In particular it will act as the bridge between business stakeholders and the realization of SOA. Its role is to bi-directionally associate Business Architecture and vision with SOA technology decisions.

Intended Audience

This document is intended for enterprise architects, business architects, IT architects, data architects, systems architects, solutions architects, and anyone responsible for the architecture function within an organization.

Overview

Some of the common challenges facing the business adoption of SOA are as follows.

  • There is lack of prescriptive guidance on how to decompose business processes to business services and map them to IT services. This is an issue that most implementations of SOA encounter.
  • User organizations fall into two categories: those that have not adopted a service approach yet (greenfield); and those that have implemented some services (brownfield). Greenfield organizations can follow a business-architecture-to-SOA roadmap through the TOGAF Architecture Development Method (ADM) and the SOA Reference Architecture. Brownfield organizations have mostly adopted the bottom-up approach but do not have a defined path to take it to the next level to transform from the top downwards. Currently there is a partial solution for IT and for Business Architecture, but the two are not cohesive and in concert with each other.
  • How do we make both business and IT look at technology as a business enabler? How can business take advantage of the SOA approach experience from IT to help drive the desired changes from business back to IT?
  • How do we identify metrics that can be used to show clearly the measurable benefits of business adoption of SOA for different organizations with different levels of maturity?
  • How do we identify a business model that captures business value created by business processes and capabilities that are served by business services, their decomposition, and their ability to be reused and/or orchestrated to deliver other capabilities?

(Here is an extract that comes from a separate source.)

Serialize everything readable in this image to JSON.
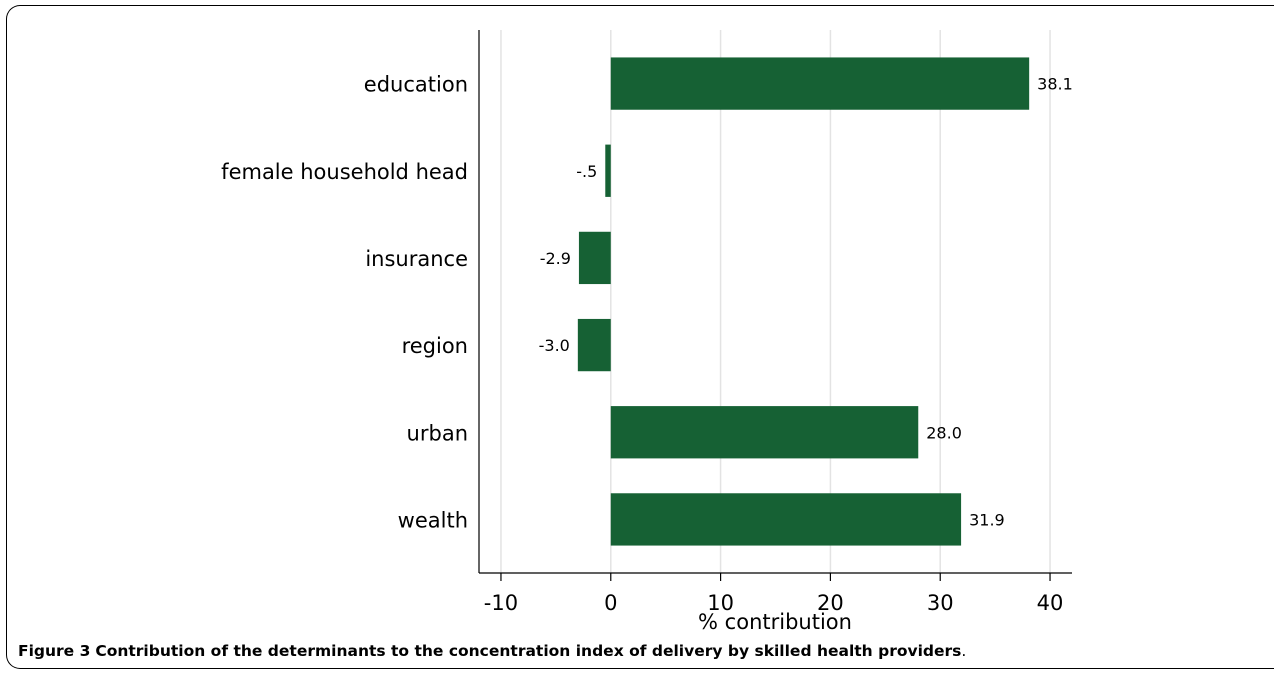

Companies in all industries and of all sizes have expressed a growing need to create agile flexible business and IT transformations using a service-oriented approach and style. The rationale is based on:

  • Financial considerations (align business and services strategy, leverage investments in SOA)
  • Execution of business transformation projects leveraging SOA4BT and avoiding current pitfalls on “rogue services” proliferation and legacy modernization
  • Business capabilities and their mapping to a services Business Architecture enabling SOA adoption for business agility and reuse
  • Application/services portfolio management
  • Governance models using business-driven Key Performance Indicators (KPIs) and metrics; e.g., Return on Investment (ROI), Total Cost of Ownership (TCO), Time to Market (TTM), re-use, etc.
  • Employee skill‚ training, and education (rather than replacing SMEs with software developers)
  • Stability (retaining operational software benefits)
  • Enterprises to implement Boundaryless Information Flow (using SOA for business agility)

Critical Success Factors

The experience of the members of the SOA4BT project team has identified pragmatic governance, organization, and process issues that need to be addressed. This is performed by the detailing of the following critical success factors:

  • Enterprise Architecture Structure: Structural elements like Architecture Vision, Reference Architecture, Governance, etc. need to be detailed.
  • Detailed Metrics to be agreed: The creation of a metrics system or scorecard to capture tangible metrics that will help demonstrate value.